KTT Ulama di Bogor mendengungkan konsep Wasathiyah Islam atau Islam moderat sebagai solusi problematika dunia.
PinterPolitik.com
[dropcap]P[/dropcap]uluhan ulama dan cendekiawan Muslim dunia hadir di tanah air pada tanggal 1 hingga 3 Mei 2018. Kehadiran mereka di Indonesia bukannya tanpa sebab, karena tengah menghadiri KTT Ulama dan Tokoh Intelektual Muslim Dunia atau High Level Consultation (HLC) of World Muslim Scholars on Wasatiyat Islam.
Pertemuan para ulama ini mengusung sebuah misi besar. Mereka memiliki agenda besar untuk mempromosikan Wasathiyah Islam atau Islam moderat ke seluruh dunia. Ada keyakinan bahwa prinsip tersebut amat penting bagi kemajuan Islam dan juga dunia secara keseluruhan.
Presiden Jokowi menyebut bahwa posisi Indonesia sangat jelas, yaitu ingin mendorong gagasan tersebut dan berkomitmen untuk mewujudkan poros Wasathiyah Islam Dunia. Beberapa cendekiawan Muslim dalam negeri bahkan menilai, Indonesia bisa mengekspor cita-cita tersebut ke seluruh dunia.

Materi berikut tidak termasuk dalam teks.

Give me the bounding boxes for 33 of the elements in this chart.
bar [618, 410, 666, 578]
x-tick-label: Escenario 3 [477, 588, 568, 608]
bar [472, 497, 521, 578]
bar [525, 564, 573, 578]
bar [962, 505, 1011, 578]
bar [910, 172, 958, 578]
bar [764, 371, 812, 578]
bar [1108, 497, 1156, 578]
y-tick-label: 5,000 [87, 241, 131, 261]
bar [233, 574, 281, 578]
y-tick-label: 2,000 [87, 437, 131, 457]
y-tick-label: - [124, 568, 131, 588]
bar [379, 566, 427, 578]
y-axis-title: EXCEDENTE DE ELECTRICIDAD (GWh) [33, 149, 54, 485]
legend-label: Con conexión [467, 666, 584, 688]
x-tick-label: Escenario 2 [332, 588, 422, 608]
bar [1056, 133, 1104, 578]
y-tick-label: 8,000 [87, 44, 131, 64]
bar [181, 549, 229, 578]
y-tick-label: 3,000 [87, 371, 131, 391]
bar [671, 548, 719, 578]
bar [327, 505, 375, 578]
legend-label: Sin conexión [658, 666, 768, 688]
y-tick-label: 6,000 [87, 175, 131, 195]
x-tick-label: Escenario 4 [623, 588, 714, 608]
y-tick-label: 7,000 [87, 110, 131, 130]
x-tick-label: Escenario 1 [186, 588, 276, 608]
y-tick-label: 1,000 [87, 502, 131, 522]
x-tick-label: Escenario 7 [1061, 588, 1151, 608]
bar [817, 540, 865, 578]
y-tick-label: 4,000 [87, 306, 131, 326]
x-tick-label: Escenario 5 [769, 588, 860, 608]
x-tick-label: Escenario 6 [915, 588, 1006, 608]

Membawa gagasan Islam moderat ke seluruh dunia merupakan hal yang sangat ideal. Akan tetapi, bagaimana kondisi konsep Islam moderat di Indonesia saat ini? Apakah Indonesia benar-benar siap mengekspor hal tersebut ke seluruh dunia?
Wasathiyah Islam Sebagai Islam Moderat
KTT Ulama dan Cendekiawan Muslim dunia menyerukan pentingnya Wasathiyah Islam atau Islam moderat di seluruh dunia. Menurut Grand Sheikh Al Azhar, Ahmed Muhammad Ahmed el-Tayeb, jati diri Islam adalah moderat sebagaimana sudah termaktub di dalam kitab suci.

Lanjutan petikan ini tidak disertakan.